By this time, Lashley had a wife and inherited daughters Tara and Kaylee, 7, in the marriage Since then, Lashley and Jessica have had another daughter, Mia, 3, and a son, AJ, 1.

“I thought it was going to be a lot for him,” Petrino said of Lashley managing school, football and a growing family. “He was really young then. He matured quickly. He’s done a great job.”

On a typical day, Lashley wakes the kids and gets them ready for school and daycare while his wife makes breakfast. He catches a little more sleep before taking up his daily routine of classes, workouts and football practice. He and his wife juggle their classes and child care throughout the day. “Then I come home to a full house. We have dinner, do homework, sleep and do it all over again.”

A couple of years ago, he also had to get a pass from a mandatory study hall in order to fulfill his family responsibilities.

“The coaches had to have faith in me that I would keep my grades up.”

Parent-teacher conferences fall to his wife, because of his football schedule. However, “plays and everything, I don’t miss,” he says firmly.

As a family man, Lashley probably has more in common with Idaho’s coaches than he does his teammates. If he has a defined parenting style it is simply to be a good role model to his children, he says, and to absorb the lessons from his coaches about being an adult one can count on. Petrino says Lashley is already a presence in the locker room.

“When he speaks, other players listen.”

Lashley says he doesn’t typically find his teammates hanging around underfoot at his home trying to get a family fix, which is a good thing. “There isn’t enough money to feed them.”

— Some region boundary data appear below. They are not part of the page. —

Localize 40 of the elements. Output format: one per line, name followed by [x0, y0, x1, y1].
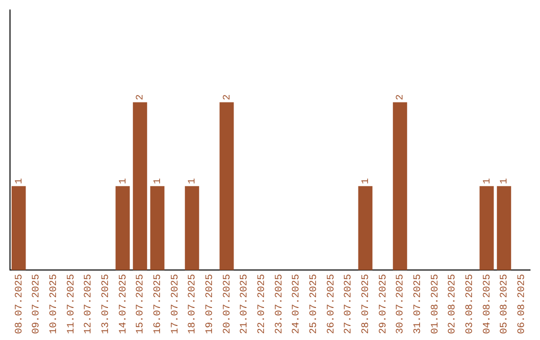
data-label: 2: [222, 94, 234, 100]
x-tick-label: 26.07.2025: [326, 274, 338, 334]
data-label: 1: [500, 178, 511, 184]
x-tick-label: 24.07.2025: [292, 274, 303, 334]
x-tick-label: 16.07.2025: [152, 274, 164, 334]
data-label: 1: [188, 178, 199, 184]
x-tick-label: 05.08.2025: [500, 274, 511, 334]
x-tick-label: 08.07.2025: [14, 274, 26, 334]
x-tick-label: 02.08.2025: [448, 274, 459, 334]
data-label: 2: [136, 94, 147, 100]
x-tick-label: 20.07.2025: [222, 274, 234, 334]
x-tick-label: 15.07.2025: [136, 274, 147, 334]
x-tick-label: 23.07.2025: [274, 274, 286, 334]
x-tick-label: 18.07.2025: [188, 274, 199, 334]
x-tick-label: 27.07.2025: [344, 274, 355, 334]
x-tick-label: 25.07.2025: [308, 274, 320, 334]
x-tick-label: 14.07.2025: [118, 274, 130, 334]
x-tick-label: 04.08.2025: [482, 274, 494, 334]
x-tick-label: 19.07.2025: [204, 274, 216, 334]
data-label: 1: [152, 178, 164, 184]
data-label: 2: [396, 94, 407, 100]
data-label: 1: [360, 178, 372, 184]
x-tick-label: 31.07.2025: [412, 274, 424, 334]
x-tick-label: 01.08.2025: [430, 274, 442, 334]
x-tick-label: 03.08.2025: [464, 274, 476, 334]
x-tick-label: 30.07.2025: [396, 274, 407, 334]
x-tick-label: 17.07.2025: [170, 274, 182, 334]
data-label: 1: [118, 178, 130, 184]
x-tick-label: 28.07.2025: [360, 274, 372, 334]
data-label: 1: [14, 178, 26, 184]
x-tick-label: 29.07.2025: [378, 274, 390, 334]
x-tick-label: 09.07.2025: [32, 274, 43, 334]
x-tick-label: 22.07.2025: [256, 274, 268, 334]
x-tick-label: 12.07.2025: [84, 274, 95, 334]
x-tick-label: 13.07.2025: [100, 274, 112, 334]
x-tick-label: 06.08.2025: [516, 274, 528, 334]
x-tick-label: 21.07.2025: [240, 274, 251, 334]
x-tick-label: 10.07.2025: [48, 274, 60, 334]
data-label: 1: [482, 178, 494, 184]
x-tick-label: 11.07.2025: [66, 274, 78, 334]
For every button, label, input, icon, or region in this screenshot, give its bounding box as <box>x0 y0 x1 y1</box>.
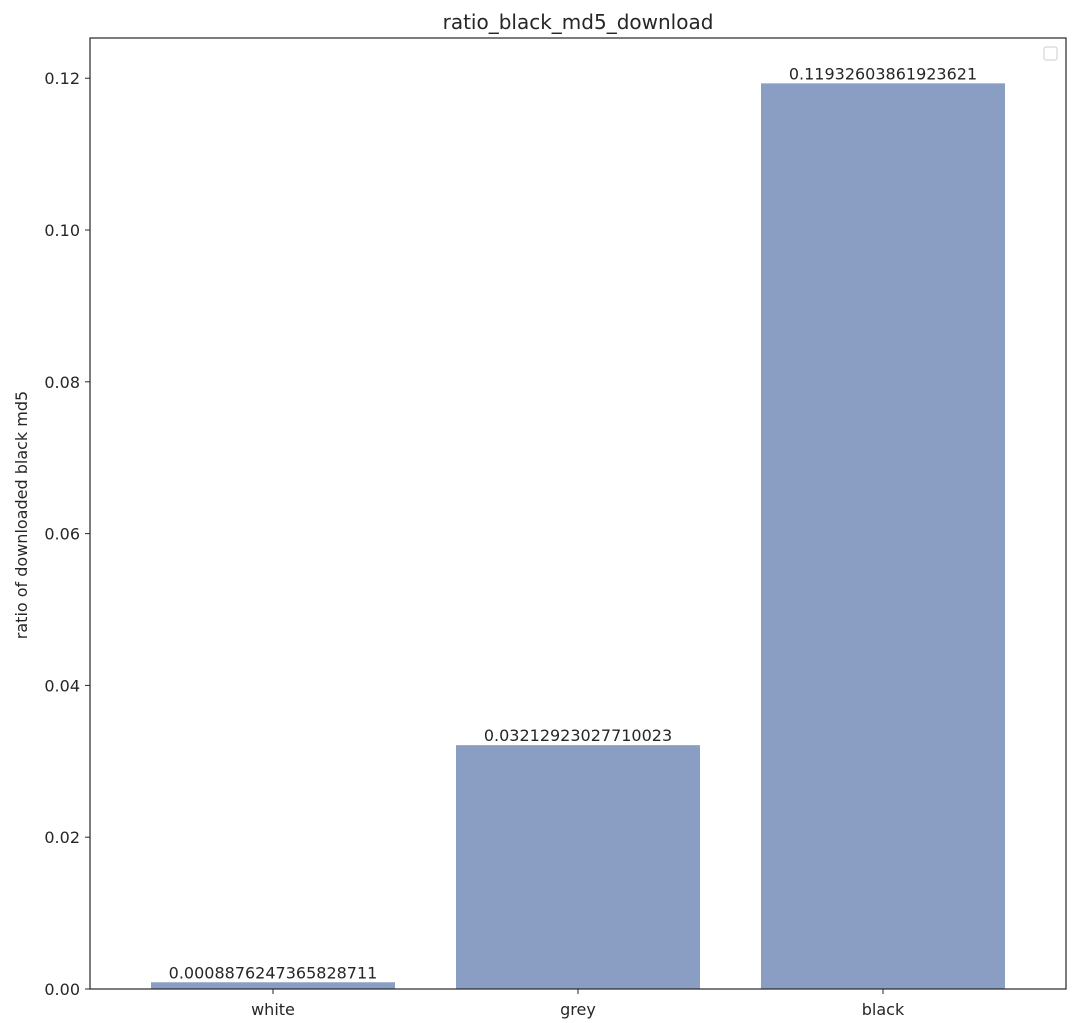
bar-grey <box>456 745 700 989</box>
bar-white <box>151 982 395 989</box>
y-tick-label: 0.12 <box>44 69 80 88</box>
y-axis: 0.00 0.02 0.04 0.06 0.08 0.10 0.12 <box>44 69 90 999</box>
y-tick-label: 0.00 <box>44 980 80 999</box>
y-tick-label: 0.04 <box>44 676 80 695</box>
chart-title: ratio_black_md5_download <box>443 10 714 34</box>
data-label-white: 0.0008876247365828711 <box>169 963 378 982</box>
x-axis: white grey black <box>251 989 905 1019</box>
x-tick-label-grey: grey <box>560 1000 596 1019</box>
data-label-grey: 0.03212923027710023 <box>484 726 672 745</box>
legend-box <box>1043 46 1058 61</box>
x-tick-label-white: white <box>251 1000 295 1019</box>
y-axis-label: ratio of downloaded black md5 <box>12 391 31 639</box>
y-tick-label: 0.08 <box>44 373 80 392</box>
bars-group <box>151 83 1005 990</box>
x-tick-label-black: black <box>862 1000 905 1019</box>
data-labels-group: 0.0008876247365828711 0.03212923027710023… <box>169 64 978 982</box>
y-tick-label: 0.06 <box>44 525 80 544</box>
data-label-black: 0.11932603861923621 <box>789 64 977 83</box>
y-tick-label: 0.02 <box>44 828 80 847</box>
bar-black <box>761 83 1005 990</box>
plot-frame <box>89 37 1067 990</box>
y-tick-label: 0.10 <box>44 221 80 240</box>
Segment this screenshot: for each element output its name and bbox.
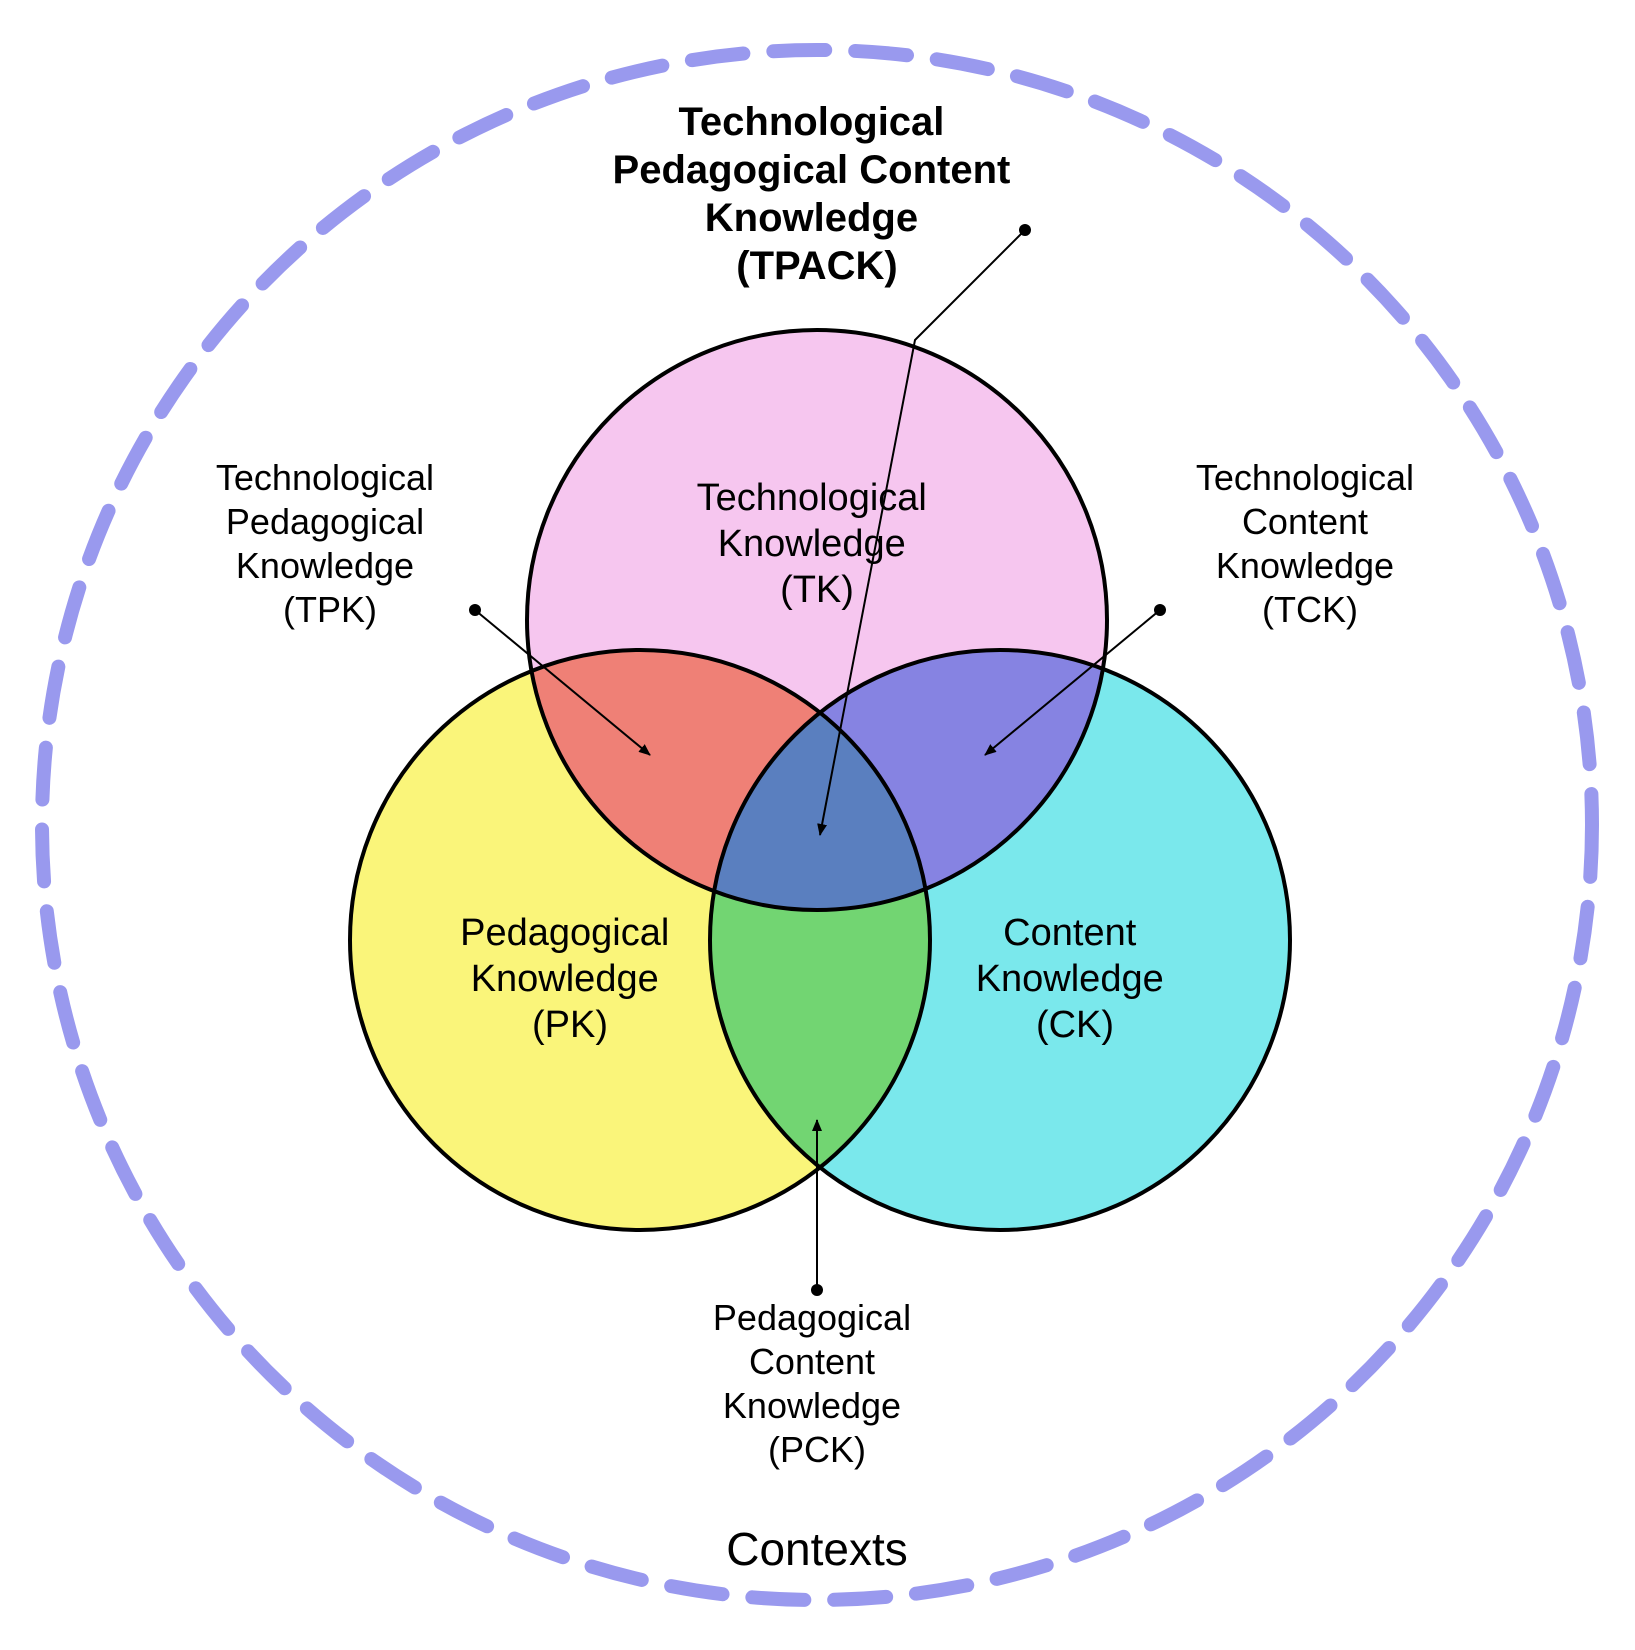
contexts-label: Contexts <box>726 1523 908 1575</box>
pck-label: Pedagogical Content Knowledge (PCK) <box>713 1297 921 1470</box>
tpack-venn-diagram: Technological Pedagogical Content Knowle… <box>0 0 1635 1650</box>
tck-label: Technological Content Knowledge (TCK) <box>1196 457 1424 630</box>
title-label: Technological Pedagogical Content Knowle… <box>613 100 1022 288</box>
tpk-label: Technological Pedagogical Knowledge (TPK… <box>216 457 444 630</box>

On the field, though, the Vandals can count on him. He grins when talking about the challenge of stopping Louisiana-Lafayette running backs Elijah Mitchel (243 yards through four games) and Trey Ragas (375 yards in four games).

“One thing I love is a good running back. There’s a good vibe between us, pushing over and over, getting tough as the game goes on.” Typically, Lashley could conduct a clinic on form tackling during a Vandals game, he is that solid. He is rarely out of position, and no one ever seems to run through his tackles.

But leading up to the homecoming game, Lashley and the rest of the Vandals had a rough day at work this week. Petrino was not pleased with what he was seeing at practice, and he was free with helpful hints on improving effort, concentration and playing with shoulder pads low. And he was thoughtful enough to speak loudly, so everyone could hear him.

After such a session, all the effort Tony Lashley puts forth to make Moscow a home for his family pays off. The family man can bask in this: he lights up like sunrise when he says “it’s nothing but love when I come home.”